As sons and daughters of God, we should both expect and embrace the discipline God give us. This element of God’s love is intended to help us grow in relationship with our heavenly Father. Revelation 3:19 states, “Those whom I love I rebuke and discipline. So be earnest and repent.” Furthermore, all throughout the book of Proverbs we find verse after verse speaking of a father disciplining and correcting their children, not out of hate or anger, but out of love. To reject correction from God is to walk in the way of foolishness and wickedness. Conversely, those who embrace God’s correction are noted as being wise and righteous for they understand God’s loving embrace often involves the guiding rod and staff wielded by our Great Shepherd.
One final aspect of God’s attribute of love I would like to address is the fact that He is a jealous God. In Exodus 34:14 we find the command, “worship no other god, for the LORD, whose name is Jealous, is a jealous God.” John Frame saliently notes, “Jealousy (Heb. Qanna’, Gk. Zelos) is a passionate zeal to guard the exclusiveness of a marriage relationship, leading to anger against an unfaithful spouse…God’s jealousy is not inconsistent with his love or goodness. On the contrary, his jealousy is part of his love.”
The people of God are in a marriage relationship with God. In fact, Jesus is the bridegroom and the people of God are His bride. When God commands that we are to worship no other god, He is declaring that we are to have no other husband than God.

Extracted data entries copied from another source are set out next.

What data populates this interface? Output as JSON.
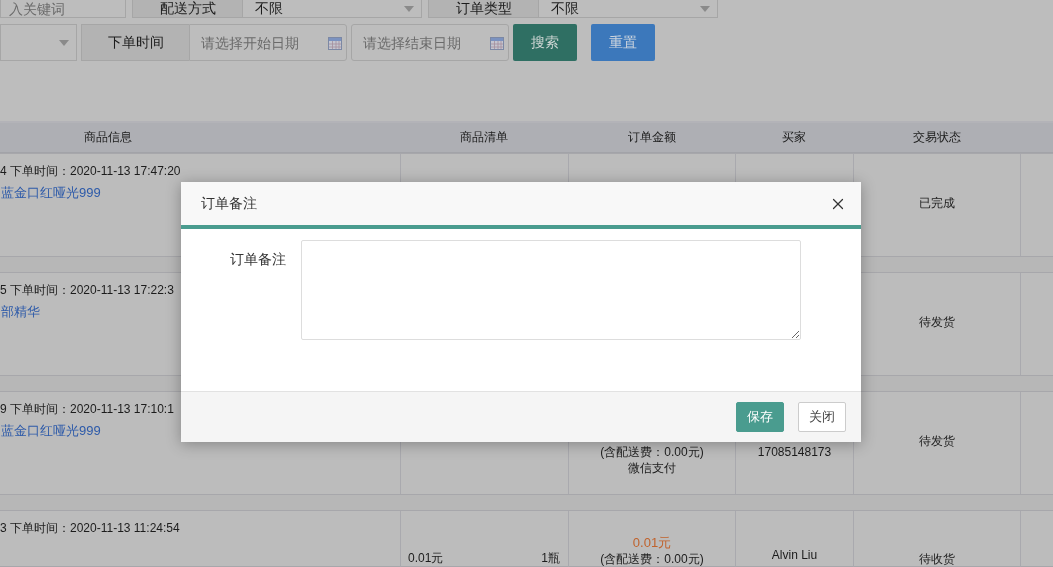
{
  "filters": {
    "rows": [
      [
        {
          "kind": "text_input",
          "placeholder": "入关键词"
        },
        {
          "kind": "select",
          "label": "配送方式",
          "value": "不限"
        },
        {
          "kind": "select",
          "label": "订单类型",
          "value": "不限"
        }
      ],
      [
        {
          "kind": "select"
        },
        {
          "kind": "date_range",
          "label": "下单时间",
          "start_placeholder": "请选择开始日期",
          "end_placeholder": "请选择结束日期"
        }
      ]
    ],
    "buttons": [
      {
        "kind": "primary",
        "label": "搜索"
      },
      {
        "kind": "secondary",
        "label": "重置"
      }
    ]
  },
  "table": {
    "columns": [
      "商品信息",
      "商品清单",
      "订单金额",
      "买家",
      "交易状态"
    ],
    "rows": [
      {
        "order_info": "4 下单时间：2020-11-13 17:47:20",
        "product": "蓝金口红哑光999",
        "status": "已完成"
      },
      {
        "order_info": "5 下单时间：2020-11-13 17:22:3",
        "product": "部精华",
        "status": "待发货"
      },
      {
        "order_info": "9 下单时间：2020-11-13 17:10:1",
        "product": "蓝金口红哑光999",
        "shipping_note": "(含配送费：0.00元)",
        "payment": "微信支付",
        "buyer_phone": "17085148173",
        "status": "待发货"
      },
      {
        "order_info": "3 下单时间：2020-11-13 11:24:54",
        "item_price": "0.01元",
        "item_quantity": "1瓶",
        "amount": "0.01元",
        "shipping_note": "(含配送费：0.00元)",
        "buyer_name": "Alvin Liu",
        "status": "待收货"
      }
    ]
  },
  "dialog": {
    "title": "订单备注",
    "field_label": "订单备注",
    "buttons": [
      {
        "kind": "primary",
        "label": "保存"
      },
      {
        "kind": "default",
        "label": "关闭"
      }
    ]
  }
}
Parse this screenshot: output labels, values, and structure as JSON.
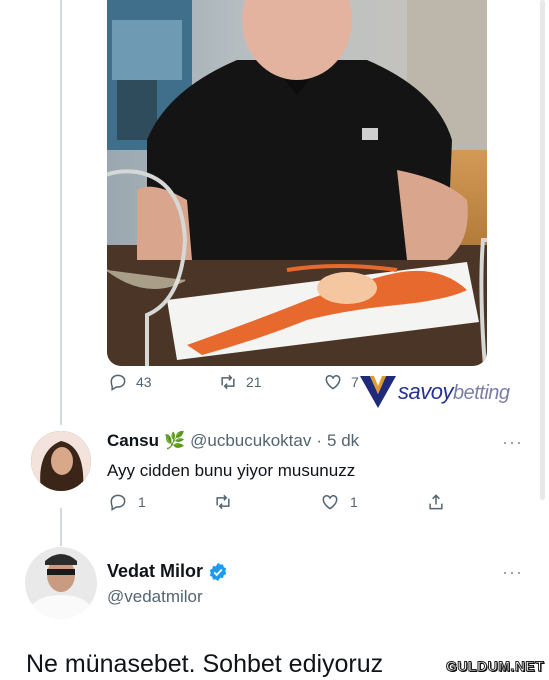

It is no wonder then the repeated calls to faithfulness found throughout Scripture. God is jealous for His people with a holy love, one that in turn requires from our part a commitment to this covenant marriage contract paid for by the blood of Jesus. The terms of the marriage contract are outlined in Scripture. God, in His love for us, has told to us how we are to love Him. If we love Him, we will keep the terms of the marriage contract found in Scripture, thus the statement found in John 14:15 – “If you love me, you will keep my commandments.” The call by God for His people to be faithful is rooted in His perfect love for us.
This discussion is really the tip of the iceberg when it comes to God’s attribute of love. I trust this short engagement of God’s attribute of love will help you understand God’s love for you, the extent of His love, and the overlooked aspects such as God’s discipline and jealousy.
I conclude with a wonderful quote from Thomas Goodwin:
“My brethren, when God first began to love you, he gave you all that he ever meant to give you in the lump, and eternity of time is that in which he is retailing of it out.”
 John Frame, Systematic Theology (Phillipsburg: P&R Publishers, 2013), 268-269.